Volume 2, Issue 2
2nd Quarter, 2007
Martine Rothblatt, Ph.D.
Page 5 of 7
A good case can be made that all life is really infovitology because it is information processing, sharing and transcending behaviors that make something alive. Nevertheless, up until now, all vitological life has been expressed via biological substrate, and hence there is utility to understanding the impact of that biovitological medium on the infovitological message. Similarly, we are at a cusp of time when autonomous information processing, sharing and transcending capability will be incarnated into computational hardware. That hardware will impose its unique limitations on the life process, and hence there is value in understanding cybervitology as a category of life. Ultimately, however, information processing, sharing and transcending capability will become platform independent by achieving the ability to reorder atoms at will using nanotechnological tools. This will be the advent of truly infovitological life.
One can also envision categories of transontological life such as: transbiological life (mostly biological but also cybernetic and/or informational) and transcybernetic life (mostly cybernetic but also biological and/or informational) for many years to come. There is substantial work for scientific researchers to do in the years ahead to categorize organic, inorganic and software entities in accordance with their relative capabilities for autonomy, coopetency, and transcendence. In this regard, an important sub-field of protovitology should be recognized, which deals with the characteristics of entities having some but not all of the ACT features.
There is also substantial work for ethicists, lawyers, sociologists, policymakers and theologians to do in the years ahead to assay the relative rights or protect-able interests of entities in accordance with their ACT capabilities. At the end of the day, though, it should not be the organic or inorganic, or biological or informational, nature of life that determines how it is respected, any more than it should be the gender or exterior appearance of a person that determines their fate. Categorization of life forms is useful for many purposes, but one of those purposes should not be the denial of the privileges and responsibilities accorded to living beings.
One of England’s leading medical ethicists, John Harris, has observed[11] that “a right means there exists valid moral reasons for not denying something.” For example, a right to life means there are moral valid reasons not to deny someone their life. One such reason would be that if people could have their lives taken from them, then all society would feel unsafe, insecure and unpleasant. On the other hand, if a condemned murderer is said to forfeit his right to life, it is because there are not morally valid reasons to prevent his execution. Everyone will not feel insecure because everyone is not a condemned murderer.
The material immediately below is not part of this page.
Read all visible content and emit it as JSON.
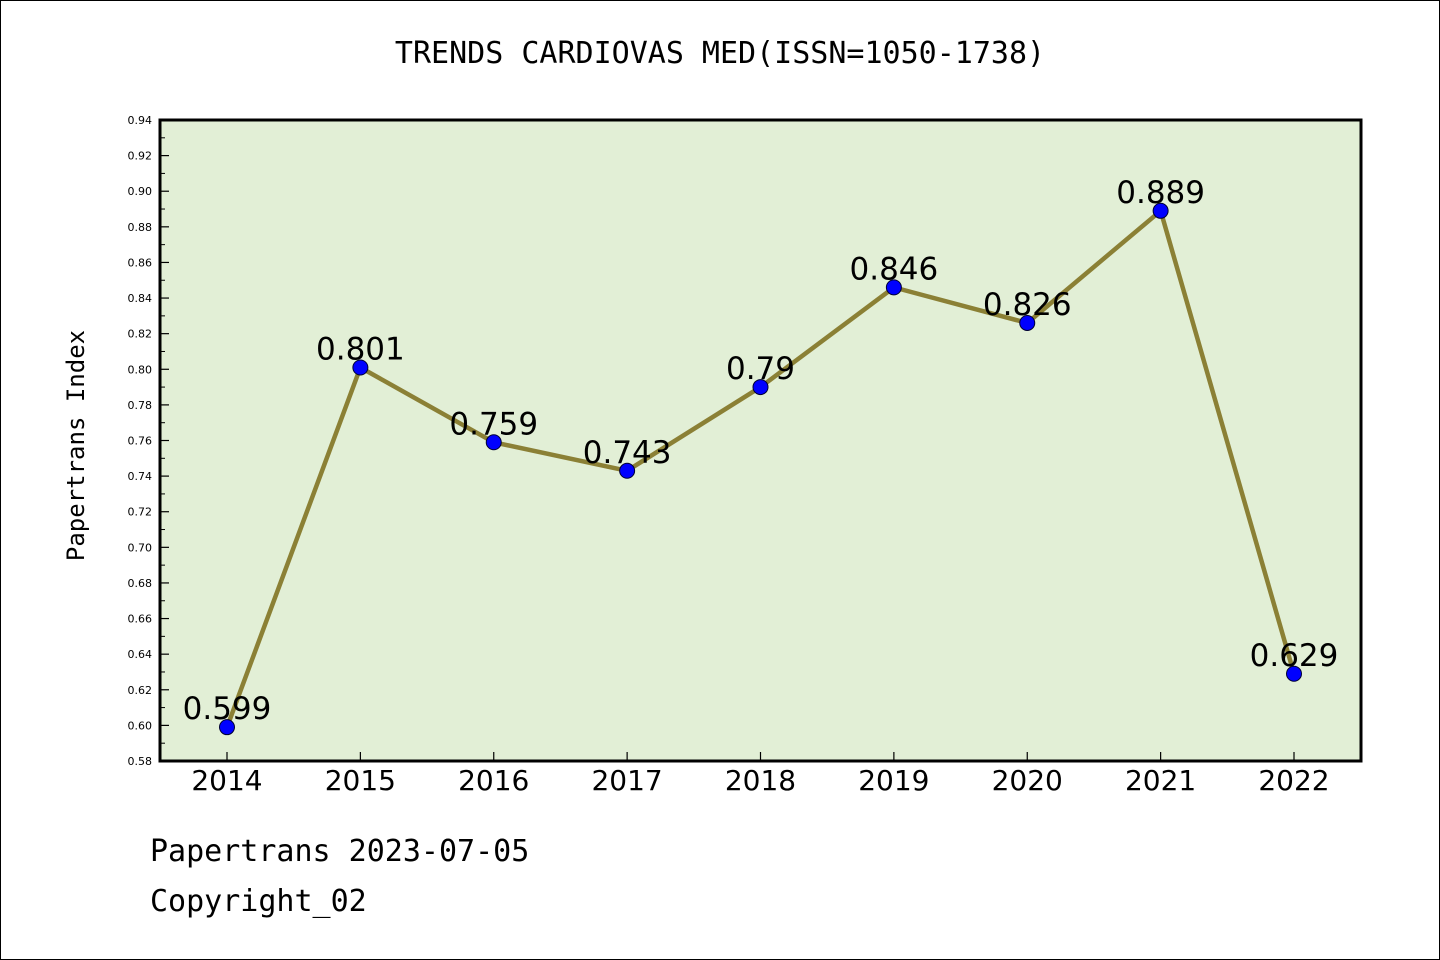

What does this have to do with vitology, the study of life? John Harris’ formulation helps us to see that the right to life should not be withheld from cybernetic or informational life because there are valid moral reasons to respect these forms of life. In addition to the argument of the preceding paragraph (which biovitological life forms might dismiss on ontological grounds), there is the following strong argument. Ending something that is making the world a better place makes the world a worse place for all. Consequently, there are morally valid reasons to not deny life to a cybernetic or software being that demonstrates Autonomy, Coopetency, and Transcendence.
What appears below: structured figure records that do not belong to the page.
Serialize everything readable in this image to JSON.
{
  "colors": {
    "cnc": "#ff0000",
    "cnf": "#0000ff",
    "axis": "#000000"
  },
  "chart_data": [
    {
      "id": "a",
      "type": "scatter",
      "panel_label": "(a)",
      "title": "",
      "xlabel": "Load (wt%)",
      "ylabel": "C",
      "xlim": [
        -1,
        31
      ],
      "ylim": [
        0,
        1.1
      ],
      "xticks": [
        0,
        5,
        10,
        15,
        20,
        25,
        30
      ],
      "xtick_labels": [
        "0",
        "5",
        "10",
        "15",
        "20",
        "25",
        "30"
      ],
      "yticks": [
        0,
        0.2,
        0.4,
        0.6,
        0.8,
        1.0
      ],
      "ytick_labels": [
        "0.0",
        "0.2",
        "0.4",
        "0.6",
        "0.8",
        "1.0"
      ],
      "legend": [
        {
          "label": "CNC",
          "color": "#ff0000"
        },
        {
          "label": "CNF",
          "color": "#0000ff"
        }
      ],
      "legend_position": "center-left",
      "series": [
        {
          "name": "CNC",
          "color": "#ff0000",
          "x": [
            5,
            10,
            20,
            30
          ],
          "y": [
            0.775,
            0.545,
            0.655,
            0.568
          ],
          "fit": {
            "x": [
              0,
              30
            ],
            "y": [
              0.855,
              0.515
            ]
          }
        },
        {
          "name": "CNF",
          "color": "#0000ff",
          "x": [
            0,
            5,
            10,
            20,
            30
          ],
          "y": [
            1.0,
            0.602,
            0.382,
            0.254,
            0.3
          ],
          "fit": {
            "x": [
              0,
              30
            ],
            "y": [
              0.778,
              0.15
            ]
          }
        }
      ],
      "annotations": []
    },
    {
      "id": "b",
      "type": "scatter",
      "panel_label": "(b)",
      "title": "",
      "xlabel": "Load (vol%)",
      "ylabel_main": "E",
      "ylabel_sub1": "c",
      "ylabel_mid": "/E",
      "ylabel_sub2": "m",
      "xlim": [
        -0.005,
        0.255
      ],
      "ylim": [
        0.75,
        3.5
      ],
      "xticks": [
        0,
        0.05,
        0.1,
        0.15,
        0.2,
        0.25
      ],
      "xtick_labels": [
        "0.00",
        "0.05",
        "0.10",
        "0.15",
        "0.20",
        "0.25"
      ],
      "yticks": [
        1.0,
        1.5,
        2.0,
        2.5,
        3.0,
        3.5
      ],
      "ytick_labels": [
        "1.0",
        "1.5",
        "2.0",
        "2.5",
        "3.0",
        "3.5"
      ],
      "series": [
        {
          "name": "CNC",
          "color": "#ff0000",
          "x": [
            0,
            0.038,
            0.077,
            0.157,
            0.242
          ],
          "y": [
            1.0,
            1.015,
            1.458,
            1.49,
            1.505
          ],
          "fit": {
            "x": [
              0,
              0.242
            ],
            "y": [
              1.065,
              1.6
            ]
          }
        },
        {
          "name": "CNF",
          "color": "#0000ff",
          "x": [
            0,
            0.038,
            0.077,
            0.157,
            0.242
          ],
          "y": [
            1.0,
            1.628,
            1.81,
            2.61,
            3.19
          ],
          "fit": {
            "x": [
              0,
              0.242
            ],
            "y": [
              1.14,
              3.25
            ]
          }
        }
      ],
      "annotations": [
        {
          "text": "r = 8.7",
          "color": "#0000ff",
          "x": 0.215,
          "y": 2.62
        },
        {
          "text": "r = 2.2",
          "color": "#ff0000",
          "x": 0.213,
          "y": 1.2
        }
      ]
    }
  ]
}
[T]he right to life applies to all vitology. | If such entities are making the universe a more satisfying place, one in which some of us are at a little less risk of random harm, |
Footnotes
[11] Harris, J. (1985) The Value of Life: An Introduction to Medical Ethics, Routledge: London
[12] The empirical determination of vitological numbers can be accomplished in at least two different ways. First, it is possible to do a “time and motion” analysis of a being, or enough beings to be representative of a species. Such a time and motion analysis will result in a percentage of time allocated to components of the vitological index. Alternatively, an assessment can be made of the percentage of time that either the most simple living entity we know spends on components of the vitological index. Then all other beings and species can be assigned a multiple of that value based on how much more time they spend.
[13] One reason to have such a broadly enumerated scale such as 1-1,000,000 is that there is such a plethora of different species. There are already over one million differently named insect species, plus about another 600,000 named non-insect species, ranging from 270,000 named plant species to 4,650 named mammal species. However, it is estimated that named species represent only about 10% of the currently existing species, with millions of insect species, hundreds of thousands of bacteria, nematode and virus species, and tens of thousands of protozoan species deduced yet to be discovered. While the industrialization of natural ecosystems is reducing this species’ count at an unprecedented rate, new non-biological species of life, such as computer hardware and software systems, are now being created at a very fast rate.